Exhibit L - Capital Leases

Personal Property

(5) Lease between PNC Leasing and SRP dated June 4, 1999, covering an MG 303 Welder.

(6) Lease between Topp Copy and SRP dated January 1, 2002, covering a Ricoh Copier

(7) Lease between Advanced Business Equipment and SRP, month to month, covering a 4560 Copier.

(8) Lease between NMHG Financial Services and SRP, dated October 1999, covering a Hyster Forklift Truck.

 

CONSENT, RATIFICATION AND RELEASE

Each of the undersigned, hereby consents to the terms of the within and foregoing Amendment, confirms and ratifies the terms of its guaranty agreement, and acknowledges that its guaranty agreement is in full force and effect, that it has no defense, counterclaim, set-off or any other claim to diminish its liability under such document, that its consent is not required to the effectiveness of the within and foregoing document, and that no consent by it is required for the effectiveness of any future amendment, modification, forbearance or other action with respect to the Loans, the Collateral, or any of the Other Agreements.
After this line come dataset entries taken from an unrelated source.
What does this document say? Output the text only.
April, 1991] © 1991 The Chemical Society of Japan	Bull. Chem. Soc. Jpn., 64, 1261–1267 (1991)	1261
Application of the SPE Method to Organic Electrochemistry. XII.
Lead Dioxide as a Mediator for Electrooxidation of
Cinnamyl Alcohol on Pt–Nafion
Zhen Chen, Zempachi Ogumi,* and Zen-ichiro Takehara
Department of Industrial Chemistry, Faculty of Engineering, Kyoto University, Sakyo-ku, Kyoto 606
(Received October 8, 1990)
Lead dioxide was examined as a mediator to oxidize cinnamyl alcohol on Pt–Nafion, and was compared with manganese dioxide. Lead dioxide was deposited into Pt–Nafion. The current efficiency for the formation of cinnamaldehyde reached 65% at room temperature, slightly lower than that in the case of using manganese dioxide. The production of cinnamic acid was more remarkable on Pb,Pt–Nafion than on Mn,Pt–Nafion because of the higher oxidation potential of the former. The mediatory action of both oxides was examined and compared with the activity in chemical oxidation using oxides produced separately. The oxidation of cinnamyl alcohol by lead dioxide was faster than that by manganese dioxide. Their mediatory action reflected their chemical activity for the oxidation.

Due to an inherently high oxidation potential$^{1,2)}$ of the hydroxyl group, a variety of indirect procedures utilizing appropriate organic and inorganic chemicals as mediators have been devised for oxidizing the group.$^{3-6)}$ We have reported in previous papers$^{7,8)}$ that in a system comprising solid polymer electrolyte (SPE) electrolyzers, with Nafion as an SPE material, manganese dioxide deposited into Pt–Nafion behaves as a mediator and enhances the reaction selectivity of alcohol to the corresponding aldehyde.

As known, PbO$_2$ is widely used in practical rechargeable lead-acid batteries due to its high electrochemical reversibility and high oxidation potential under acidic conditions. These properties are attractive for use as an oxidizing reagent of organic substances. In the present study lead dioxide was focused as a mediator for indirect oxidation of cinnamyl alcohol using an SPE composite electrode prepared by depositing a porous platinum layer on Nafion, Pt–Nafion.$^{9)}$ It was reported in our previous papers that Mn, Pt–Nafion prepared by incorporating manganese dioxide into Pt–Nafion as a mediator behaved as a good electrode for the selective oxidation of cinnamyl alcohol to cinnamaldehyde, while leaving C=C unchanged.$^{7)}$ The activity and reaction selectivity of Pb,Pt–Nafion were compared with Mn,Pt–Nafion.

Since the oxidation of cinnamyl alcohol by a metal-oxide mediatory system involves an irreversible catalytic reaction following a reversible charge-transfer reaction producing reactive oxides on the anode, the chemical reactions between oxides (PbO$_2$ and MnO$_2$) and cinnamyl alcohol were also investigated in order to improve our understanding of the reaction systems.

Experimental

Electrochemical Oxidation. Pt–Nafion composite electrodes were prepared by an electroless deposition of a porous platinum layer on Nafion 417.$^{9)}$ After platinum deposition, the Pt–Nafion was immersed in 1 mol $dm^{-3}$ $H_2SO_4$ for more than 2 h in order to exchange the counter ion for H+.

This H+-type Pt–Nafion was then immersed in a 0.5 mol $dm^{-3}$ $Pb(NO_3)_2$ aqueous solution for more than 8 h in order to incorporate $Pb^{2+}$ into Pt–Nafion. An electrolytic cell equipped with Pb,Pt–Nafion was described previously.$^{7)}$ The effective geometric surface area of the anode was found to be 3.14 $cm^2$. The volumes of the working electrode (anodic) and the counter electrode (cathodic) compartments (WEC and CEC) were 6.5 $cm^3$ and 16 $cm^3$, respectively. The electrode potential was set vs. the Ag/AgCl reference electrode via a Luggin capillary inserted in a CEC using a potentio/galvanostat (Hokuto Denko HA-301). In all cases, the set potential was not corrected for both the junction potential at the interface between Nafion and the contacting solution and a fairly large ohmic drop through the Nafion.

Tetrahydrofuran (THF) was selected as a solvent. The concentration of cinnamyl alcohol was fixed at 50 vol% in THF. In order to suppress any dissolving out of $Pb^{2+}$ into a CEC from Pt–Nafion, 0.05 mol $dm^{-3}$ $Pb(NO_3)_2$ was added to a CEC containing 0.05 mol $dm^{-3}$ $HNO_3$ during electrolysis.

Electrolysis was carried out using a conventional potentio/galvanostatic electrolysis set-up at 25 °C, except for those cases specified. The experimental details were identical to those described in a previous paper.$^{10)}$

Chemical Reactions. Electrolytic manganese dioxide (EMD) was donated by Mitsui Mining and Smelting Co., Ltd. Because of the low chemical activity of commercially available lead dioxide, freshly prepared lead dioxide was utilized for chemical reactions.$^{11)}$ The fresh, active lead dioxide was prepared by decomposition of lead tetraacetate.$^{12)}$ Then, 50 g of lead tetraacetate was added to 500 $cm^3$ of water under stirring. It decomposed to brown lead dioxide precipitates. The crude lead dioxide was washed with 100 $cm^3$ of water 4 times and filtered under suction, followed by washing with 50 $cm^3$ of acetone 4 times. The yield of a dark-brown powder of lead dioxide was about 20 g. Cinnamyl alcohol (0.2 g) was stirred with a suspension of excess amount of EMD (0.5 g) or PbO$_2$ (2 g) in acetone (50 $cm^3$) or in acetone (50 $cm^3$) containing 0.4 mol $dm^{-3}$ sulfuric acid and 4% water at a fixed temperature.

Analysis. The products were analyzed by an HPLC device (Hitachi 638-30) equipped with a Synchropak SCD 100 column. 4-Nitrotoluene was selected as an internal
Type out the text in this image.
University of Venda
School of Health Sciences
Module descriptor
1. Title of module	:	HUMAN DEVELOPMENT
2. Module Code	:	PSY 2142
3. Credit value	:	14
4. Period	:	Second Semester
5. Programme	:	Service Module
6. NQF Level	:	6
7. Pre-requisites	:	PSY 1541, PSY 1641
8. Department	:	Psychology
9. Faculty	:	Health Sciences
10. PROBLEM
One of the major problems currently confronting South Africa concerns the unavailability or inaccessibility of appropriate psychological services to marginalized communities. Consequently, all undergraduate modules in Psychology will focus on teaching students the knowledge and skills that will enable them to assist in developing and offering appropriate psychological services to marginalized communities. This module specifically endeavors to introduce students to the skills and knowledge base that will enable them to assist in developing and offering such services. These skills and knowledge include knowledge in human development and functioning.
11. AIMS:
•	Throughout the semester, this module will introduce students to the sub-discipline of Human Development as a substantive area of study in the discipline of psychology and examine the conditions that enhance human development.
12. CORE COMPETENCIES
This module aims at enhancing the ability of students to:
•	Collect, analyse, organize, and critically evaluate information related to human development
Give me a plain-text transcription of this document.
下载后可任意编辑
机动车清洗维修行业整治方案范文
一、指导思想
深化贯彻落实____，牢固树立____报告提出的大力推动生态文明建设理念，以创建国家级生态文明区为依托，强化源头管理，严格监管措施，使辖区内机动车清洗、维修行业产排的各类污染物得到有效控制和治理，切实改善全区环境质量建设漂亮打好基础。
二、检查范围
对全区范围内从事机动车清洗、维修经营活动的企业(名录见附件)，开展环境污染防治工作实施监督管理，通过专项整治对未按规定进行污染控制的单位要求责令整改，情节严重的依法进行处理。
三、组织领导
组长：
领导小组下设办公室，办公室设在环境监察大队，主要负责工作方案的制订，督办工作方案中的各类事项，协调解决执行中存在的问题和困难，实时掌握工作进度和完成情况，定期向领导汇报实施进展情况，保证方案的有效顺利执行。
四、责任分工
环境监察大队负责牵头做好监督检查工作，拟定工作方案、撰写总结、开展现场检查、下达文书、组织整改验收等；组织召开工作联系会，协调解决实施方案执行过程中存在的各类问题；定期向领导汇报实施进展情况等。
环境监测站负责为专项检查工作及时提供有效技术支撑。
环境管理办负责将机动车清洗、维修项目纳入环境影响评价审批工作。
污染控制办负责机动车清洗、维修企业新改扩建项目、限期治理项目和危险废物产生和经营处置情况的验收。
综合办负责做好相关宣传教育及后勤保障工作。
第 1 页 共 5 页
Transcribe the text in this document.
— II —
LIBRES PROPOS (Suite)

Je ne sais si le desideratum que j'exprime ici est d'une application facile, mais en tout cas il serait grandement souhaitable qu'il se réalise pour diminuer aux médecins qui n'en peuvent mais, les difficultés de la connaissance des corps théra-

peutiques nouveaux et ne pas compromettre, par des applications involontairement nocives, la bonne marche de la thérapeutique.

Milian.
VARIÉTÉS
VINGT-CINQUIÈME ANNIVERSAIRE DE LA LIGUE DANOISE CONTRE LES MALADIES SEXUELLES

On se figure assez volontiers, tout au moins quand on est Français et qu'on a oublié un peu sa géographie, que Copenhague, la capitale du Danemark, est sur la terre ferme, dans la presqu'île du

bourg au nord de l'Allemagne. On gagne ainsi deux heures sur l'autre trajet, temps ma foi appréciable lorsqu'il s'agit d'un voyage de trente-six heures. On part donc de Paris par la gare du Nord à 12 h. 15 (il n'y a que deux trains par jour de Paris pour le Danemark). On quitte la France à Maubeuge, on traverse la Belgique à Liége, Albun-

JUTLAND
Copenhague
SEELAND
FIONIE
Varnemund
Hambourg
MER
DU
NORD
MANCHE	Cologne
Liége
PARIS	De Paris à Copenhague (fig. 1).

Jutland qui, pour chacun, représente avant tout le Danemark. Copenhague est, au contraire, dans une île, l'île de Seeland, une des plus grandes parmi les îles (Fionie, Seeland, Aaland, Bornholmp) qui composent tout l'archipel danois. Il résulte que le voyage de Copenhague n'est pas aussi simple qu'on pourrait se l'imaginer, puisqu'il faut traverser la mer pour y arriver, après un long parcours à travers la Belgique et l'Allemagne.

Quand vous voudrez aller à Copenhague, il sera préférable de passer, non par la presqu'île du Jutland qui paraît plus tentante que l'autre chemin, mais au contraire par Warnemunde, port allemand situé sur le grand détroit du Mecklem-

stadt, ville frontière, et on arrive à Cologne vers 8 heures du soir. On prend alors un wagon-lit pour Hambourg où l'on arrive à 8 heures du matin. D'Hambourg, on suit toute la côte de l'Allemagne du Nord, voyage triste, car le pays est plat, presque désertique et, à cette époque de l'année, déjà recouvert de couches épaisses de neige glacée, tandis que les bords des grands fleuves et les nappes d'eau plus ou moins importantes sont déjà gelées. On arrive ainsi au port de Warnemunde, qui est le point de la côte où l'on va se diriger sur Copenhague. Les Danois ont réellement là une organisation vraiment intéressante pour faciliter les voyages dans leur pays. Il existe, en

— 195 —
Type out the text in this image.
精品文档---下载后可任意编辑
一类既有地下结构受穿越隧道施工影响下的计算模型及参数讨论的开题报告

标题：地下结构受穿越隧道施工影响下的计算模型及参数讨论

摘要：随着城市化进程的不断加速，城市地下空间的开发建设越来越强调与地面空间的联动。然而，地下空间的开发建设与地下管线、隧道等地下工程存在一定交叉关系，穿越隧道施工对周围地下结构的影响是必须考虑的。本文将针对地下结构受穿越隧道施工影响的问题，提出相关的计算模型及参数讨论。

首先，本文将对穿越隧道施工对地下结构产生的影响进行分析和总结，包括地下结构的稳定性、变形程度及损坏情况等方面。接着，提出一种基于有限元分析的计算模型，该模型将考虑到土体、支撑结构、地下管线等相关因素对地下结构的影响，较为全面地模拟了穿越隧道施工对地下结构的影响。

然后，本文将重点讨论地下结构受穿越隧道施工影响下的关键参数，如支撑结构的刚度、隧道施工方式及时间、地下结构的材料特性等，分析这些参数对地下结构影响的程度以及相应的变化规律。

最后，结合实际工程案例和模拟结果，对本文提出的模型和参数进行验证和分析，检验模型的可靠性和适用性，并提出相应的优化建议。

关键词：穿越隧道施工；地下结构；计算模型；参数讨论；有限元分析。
EACH OF THE UNDERSIGNED HEREBY VOLUNTARILY AND KNOWINGLY RELEASES AND FOREVER DISCHARGES COLLATERAL AGENT AND LENDERS, THEIR PREDECESSORS, OFFICERS, DIRECTORS, EMPLOYEES, AGENTS, SUCCESSORS AND ASSIGNS, FROM ALL POSSIBLE CLAIMS, DEMANDS, ACTIONS, CAUSES OF ACTION, DAMAGES, COSTS, EXPENSES, AND LIABILITIES WHATSOEVER, KNOWN OR UNKNOWN, ANTICIPATED OR UNANTICIPATED, SUSPECTED OR UNSUSPECTED, FIXED, CONTINGENT, OR CONDITIONAL, AT LAW OR IN EQUITY, ORIGINATING IN WHOLE OR IN PART ON OR BEFORE THE DATE THIS AMENDMENT IS EXECUTED, WHICH THE UNDERSIGNED MAY NOW OR HEREAFTER HAVE AGAINST COLLATERAL AGENT OR LENDERS, THEIR PREDECESSORS, OFFICERS, DIRECTORS, EMPLOYEES, AGENTS, SUCCESSORS AND ASSIGNS, IF ANY, AND IRRESPECTIVE OF WHETHER ANY SUCH CLAIMS ARISE OUT OF CONTRACT, TORT, VIOLATION OF LAW OR REGULATIONS, OR OTHERWISE, AND ARISING FROM ANY "LOANS", INCLUDING, WITHOUT LIMITATION, ANY CONTRACTING FOR, CHARGING, TAKING, RESERVING, COLLECTING OR RECEIVING INTEREST IN EXCESS OF THE HIGHEST LAWFUL RATE APPLICABLE, THE EXERCISE OF ANY RIGHTS AND REMEDIES UNDER THE LOAN AGREEMENT OR OTHER AGREEMENTS, AND NEGOTIATION FOR AND EXECUTION OF THIS AMENDMENT.

GUARANTORS:

MERCHANTS METALS HOLDING COMPANY



By: /s/ Robert N. Tenczar
Name: Robert N. Tenczar
Title: Chief Financial Officer,

Vice President and Secretary

MMI MANAGEMENT SERVICES LP
By: MMI PRODUCTS, INC.,
its General Partner


By: /s/ Robert N. Tenczar
Name: Robert N. Tenczar
Title: Chief Financial Officer,

Vice President and Secretary

MMI MANAGEMENT INC.


By: /s/ Walter J. Muratori
Name: Walter J. Muratori
Title: Vice President

STRUCTURAL REINFORCEMENT PRODUCTS, INC.